Chris Roddy had the idea for this long ago- how powerful would it be to be able to access content in Fedora as a mounted filesystem? Especially if we could access dynamic disseminations as if they were regular files.
On those quiet two days between Christmas and New Years when I was at work for some reason, I decided to look at the fuse documentation. I found a pretty good python implementation (python-fuse) with some tutorials to get me started. It gave me a chance to learn a little more python, try out the python-fedoracommons library posted on googlecode for connecting to Fedora, and learn about FUSE.
FedoraFS is working enough to be possibly useful, although the code could certainly be improved and there may be some performance issues (decent speed on one workstation but unbearably slow on another for no apparent reason). Current features:
- access to object top-level properties, datastreams, and disseminations (probably only works/makes sense for disseminators with no parameters)
- access to related objects (when there is a rels-ext relation to another fedora object)

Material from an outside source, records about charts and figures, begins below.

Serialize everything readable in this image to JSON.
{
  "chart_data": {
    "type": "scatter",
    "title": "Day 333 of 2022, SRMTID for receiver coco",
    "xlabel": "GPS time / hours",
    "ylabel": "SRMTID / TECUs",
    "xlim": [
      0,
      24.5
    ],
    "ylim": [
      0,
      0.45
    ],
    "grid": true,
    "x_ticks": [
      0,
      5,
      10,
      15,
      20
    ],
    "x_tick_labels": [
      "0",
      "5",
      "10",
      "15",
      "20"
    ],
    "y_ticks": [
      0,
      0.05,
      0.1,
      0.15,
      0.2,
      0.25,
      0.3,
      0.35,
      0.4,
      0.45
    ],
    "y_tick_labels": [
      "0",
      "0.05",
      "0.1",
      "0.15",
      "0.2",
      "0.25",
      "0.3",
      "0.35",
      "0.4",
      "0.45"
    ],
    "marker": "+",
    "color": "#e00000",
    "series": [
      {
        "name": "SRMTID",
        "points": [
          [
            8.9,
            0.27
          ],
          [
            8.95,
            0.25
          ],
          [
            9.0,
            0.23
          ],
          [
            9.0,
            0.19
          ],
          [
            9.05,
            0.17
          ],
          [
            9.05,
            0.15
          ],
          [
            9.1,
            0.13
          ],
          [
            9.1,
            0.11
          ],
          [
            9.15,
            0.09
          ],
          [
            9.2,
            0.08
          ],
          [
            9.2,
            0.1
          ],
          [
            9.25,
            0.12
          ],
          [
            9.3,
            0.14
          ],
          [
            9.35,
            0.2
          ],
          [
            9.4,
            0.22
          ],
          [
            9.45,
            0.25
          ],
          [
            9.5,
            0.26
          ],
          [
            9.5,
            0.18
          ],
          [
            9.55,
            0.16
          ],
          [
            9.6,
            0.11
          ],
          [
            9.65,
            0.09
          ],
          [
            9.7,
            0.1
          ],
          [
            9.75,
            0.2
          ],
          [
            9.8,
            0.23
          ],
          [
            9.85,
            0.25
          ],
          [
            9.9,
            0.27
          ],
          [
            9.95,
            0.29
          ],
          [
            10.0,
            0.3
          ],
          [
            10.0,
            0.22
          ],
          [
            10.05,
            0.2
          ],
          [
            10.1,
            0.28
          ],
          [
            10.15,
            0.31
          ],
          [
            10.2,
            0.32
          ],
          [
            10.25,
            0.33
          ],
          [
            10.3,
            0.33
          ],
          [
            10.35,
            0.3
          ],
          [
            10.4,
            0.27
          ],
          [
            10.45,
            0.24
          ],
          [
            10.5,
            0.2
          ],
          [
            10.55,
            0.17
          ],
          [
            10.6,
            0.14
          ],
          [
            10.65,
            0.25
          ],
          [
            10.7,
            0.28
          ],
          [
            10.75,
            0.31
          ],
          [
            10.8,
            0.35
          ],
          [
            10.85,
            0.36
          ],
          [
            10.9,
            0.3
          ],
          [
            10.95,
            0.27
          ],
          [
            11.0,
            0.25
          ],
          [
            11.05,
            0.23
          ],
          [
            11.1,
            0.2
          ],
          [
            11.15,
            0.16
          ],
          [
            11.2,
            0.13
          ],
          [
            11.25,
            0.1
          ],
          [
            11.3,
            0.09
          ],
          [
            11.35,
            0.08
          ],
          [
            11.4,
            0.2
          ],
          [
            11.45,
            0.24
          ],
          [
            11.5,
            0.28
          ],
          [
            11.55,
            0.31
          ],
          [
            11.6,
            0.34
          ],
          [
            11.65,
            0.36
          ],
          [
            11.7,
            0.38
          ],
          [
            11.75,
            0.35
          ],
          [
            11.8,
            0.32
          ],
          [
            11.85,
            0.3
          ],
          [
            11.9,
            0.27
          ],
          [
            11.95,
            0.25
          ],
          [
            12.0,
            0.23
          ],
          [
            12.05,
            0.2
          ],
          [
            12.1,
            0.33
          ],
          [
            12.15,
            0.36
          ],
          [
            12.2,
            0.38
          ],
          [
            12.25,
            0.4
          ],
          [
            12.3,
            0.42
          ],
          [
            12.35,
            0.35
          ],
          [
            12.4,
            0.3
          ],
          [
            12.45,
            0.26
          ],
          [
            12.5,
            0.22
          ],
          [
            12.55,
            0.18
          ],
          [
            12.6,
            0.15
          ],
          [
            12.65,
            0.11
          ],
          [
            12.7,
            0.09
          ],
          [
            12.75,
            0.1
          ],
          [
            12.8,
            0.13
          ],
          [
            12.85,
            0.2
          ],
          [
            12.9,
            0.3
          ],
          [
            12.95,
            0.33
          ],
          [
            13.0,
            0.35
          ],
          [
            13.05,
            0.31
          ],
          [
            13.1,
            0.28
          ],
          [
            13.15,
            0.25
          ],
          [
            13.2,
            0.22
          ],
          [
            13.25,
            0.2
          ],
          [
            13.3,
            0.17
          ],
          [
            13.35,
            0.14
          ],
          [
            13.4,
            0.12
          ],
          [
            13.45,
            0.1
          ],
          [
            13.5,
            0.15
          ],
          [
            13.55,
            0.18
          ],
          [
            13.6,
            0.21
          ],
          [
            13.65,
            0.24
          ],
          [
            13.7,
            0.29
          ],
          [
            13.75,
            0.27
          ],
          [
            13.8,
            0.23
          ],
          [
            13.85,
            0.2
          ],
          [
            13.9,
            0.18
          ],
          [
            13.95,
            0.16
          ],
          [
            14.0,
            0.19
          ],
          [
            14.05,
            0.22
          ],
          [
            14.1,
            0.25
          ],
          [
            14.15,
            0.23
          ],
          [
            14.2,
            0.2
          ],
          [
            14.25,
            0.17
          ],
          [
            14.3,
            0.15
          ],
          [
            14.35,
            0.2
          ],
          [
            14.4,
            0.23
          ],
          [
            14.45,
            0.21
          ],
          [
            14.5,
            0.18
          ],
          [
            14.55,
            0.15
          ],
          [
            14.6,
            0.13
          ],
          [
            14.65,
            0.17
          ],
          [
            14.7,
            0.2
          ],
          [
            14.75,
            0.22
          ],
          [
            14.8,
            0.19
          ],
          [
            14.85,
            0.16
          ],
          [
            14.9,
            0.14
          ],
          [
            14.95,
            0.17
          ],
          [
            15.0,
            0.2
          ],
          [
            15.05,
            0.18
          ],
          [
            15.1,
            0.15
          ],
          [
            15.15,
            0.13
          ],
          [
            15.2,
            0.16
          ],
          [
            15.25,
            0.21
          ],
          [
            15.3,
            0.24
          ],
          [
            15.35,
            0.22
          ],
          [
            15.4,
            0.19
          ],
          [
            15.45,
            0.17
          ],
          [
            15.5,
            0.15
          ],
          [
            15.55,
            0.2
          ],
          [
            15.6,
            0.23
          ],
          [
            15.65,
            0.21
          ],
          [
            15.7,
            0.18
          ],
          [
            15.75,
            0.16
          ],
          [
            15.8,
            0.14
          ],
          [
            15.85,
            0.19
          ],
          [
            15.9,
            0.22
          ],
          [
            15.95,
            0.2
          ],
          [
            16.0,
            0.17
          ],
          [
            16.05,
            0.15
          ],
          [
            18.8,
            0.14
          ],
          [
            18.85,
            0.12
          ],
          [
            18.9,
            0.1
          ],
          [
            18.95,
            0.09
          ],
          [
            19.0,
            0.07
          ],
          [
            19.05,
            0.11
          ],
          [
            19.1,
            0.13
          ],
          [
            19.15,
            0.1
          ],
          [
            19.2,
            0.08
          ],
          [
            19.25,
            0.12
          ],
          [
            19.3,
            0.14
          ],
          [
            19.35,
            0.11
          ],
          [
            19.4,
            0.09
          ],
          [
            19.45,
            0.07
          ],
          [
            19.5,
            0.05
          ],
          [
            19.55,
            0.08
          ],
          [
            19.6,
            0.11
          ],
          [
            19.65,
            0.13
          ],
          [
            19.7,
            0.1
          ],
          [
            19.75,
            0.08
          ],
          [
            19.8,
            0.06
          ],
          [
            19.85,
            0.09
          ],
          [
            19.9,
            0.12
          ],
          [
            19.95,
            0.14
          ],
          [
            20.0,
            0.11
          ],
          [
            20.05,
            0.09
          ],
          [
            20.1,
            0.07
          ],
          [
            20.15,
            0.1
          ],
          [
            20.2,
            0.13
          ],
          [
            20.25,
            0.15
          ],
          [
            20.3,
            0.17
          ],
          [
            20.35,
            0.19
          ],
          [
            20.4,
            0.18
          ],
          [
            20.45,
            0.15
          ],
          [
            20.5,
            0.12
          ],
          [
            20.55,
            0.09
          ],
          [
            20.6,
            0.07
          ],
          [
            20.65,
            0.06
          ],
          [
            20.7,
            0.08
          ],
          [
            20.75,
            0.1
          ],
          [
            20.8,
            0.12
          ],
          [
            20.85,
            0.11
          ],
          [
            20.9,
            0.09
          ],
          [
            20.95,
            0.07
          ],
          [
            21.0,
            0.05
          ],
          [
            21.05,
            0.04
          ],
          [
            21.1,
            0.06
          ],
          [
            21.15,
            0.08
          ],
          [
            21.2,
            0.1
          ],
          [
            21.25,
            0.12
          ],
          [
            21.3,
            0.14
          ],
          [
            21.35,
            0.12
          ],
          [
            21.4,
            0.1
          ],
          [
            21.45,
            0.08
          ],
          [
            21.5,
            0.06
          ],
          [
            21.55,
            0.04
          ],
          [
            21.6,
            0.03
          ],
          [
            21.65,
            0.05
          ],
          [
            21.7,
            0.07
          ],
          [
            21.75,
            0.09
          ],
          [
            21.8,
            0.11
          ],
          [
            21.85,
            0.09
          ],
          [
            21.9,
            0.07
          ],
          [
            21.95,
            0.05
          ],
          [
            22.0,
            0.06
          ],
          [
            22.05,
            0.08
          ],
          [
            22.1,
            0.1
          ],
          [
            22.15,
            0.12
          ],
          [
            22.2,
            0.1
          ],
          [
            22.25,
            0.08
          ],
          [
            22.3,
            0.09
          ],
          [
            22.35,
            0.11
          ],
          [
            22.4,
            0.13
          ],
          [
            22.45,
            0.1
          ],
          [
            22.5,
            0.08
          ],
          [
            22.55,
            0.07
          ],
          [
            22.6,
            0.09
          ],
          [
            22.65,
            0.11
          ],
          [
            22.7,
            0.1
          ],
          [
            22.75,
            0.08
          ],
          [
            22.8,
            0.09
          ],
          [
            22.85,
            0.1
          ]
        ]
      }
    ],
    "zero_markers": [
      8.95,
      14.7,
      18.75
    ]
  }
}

- access to all revisions of datastreams and disseminations
- write access to xml datastreams (experimental)
More details are in the readme file in the source code. Has mostly been tested against Fedora 2 repositories; the python-fedoracommons code currently only has the RESTful implementation for Fedora 3, although updating the fedora2 SOAP/REST API classes to work with Fedora 3 probably wouldn’t take too much work.